Becaue the reporters’ colleagues are reporting the news about the leak?
Because government needs watchdogs?
But what if the leaked information compromised an anti-terrorist operation, allowing terrorists to escape and strike U.S. interests, or the homeland, later?
The rules for “national security leaks” were established in the era of the Vietnam War, and because the Pentagon Papers case did not involve the sort of incredibly sensitive information we see leaked in the context of the Global War on Terror, we are using rules forged in a different era to judge the new era’s dilemmas.
And the default position of “publish” –also corrupted by additional new incentives of book deals and celebrity– is in need of a thorough review and possible revision within the world of journalism.
I’ll be discussing “journalism ethics,” including the CIA leak and Michael Hiltzik’s Harvey moments and the Los Angeles Times “Code of Ethics” with Steve Lovelady, editor of Columbia Journalism Review’s online site, CJRDaily, and Jay Rosen, professor of journalism at NYU and proprieter of PressThink.
Both lefties, but both honest about the business we all cover, work within, and love. (Transcripts will be up at Radioblogger.com later.)
A related question: Who were the reporters with bylines in the Pentagon papers case?

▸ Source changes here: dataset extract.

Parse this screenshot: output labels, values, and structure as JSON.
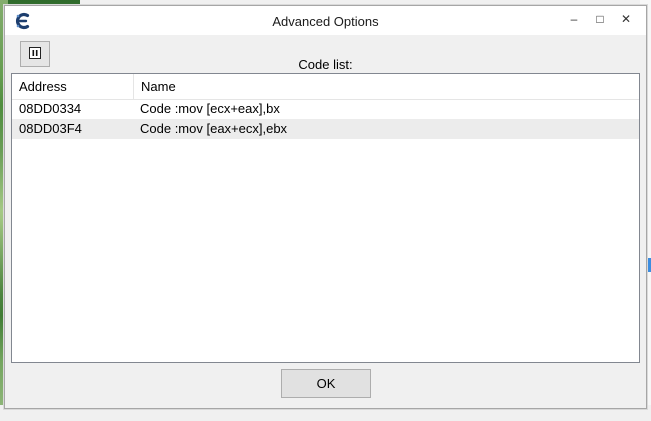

From the June 16, 1971 New York Times:
The Justice Department named the following defendants in addition to The New York Times Company in today’s injunction: Arthur Ochs Sulzberger, president and publisher, who will return today from a trip to London; Harding F. Bancroft and Ivan Veit, executive vice presidents; and Francis A. Cox, James C. Goodale, Sydney Gruson, Walter Mattson, John McCabe, John Mortimer and James Reston, vice presidents.
Also, John B. Oates, editorial page editor; A. M. Rosenthal, managing editor; Daniel Schwarz, Sunday editor; Clifton Daniel and Tom Wicker, associate editors; Gerald Gold and Allan M. Siegal, assistant foreign editors; Neil Sheehan, Hedrick Smith, E. W. Kenworthy and Fox Butterfield, reporters; and Samuel Abt, a foreign desk copy editor.
There is fame, fortune, and circulation in these stories. Reporters and editors know that.
But do they know the risks? Can they possibly be in a position to judge those risks? And does the American people agree that the Beltway/Manhatten journalism elite ought to be deciding these issues for the rest of the country?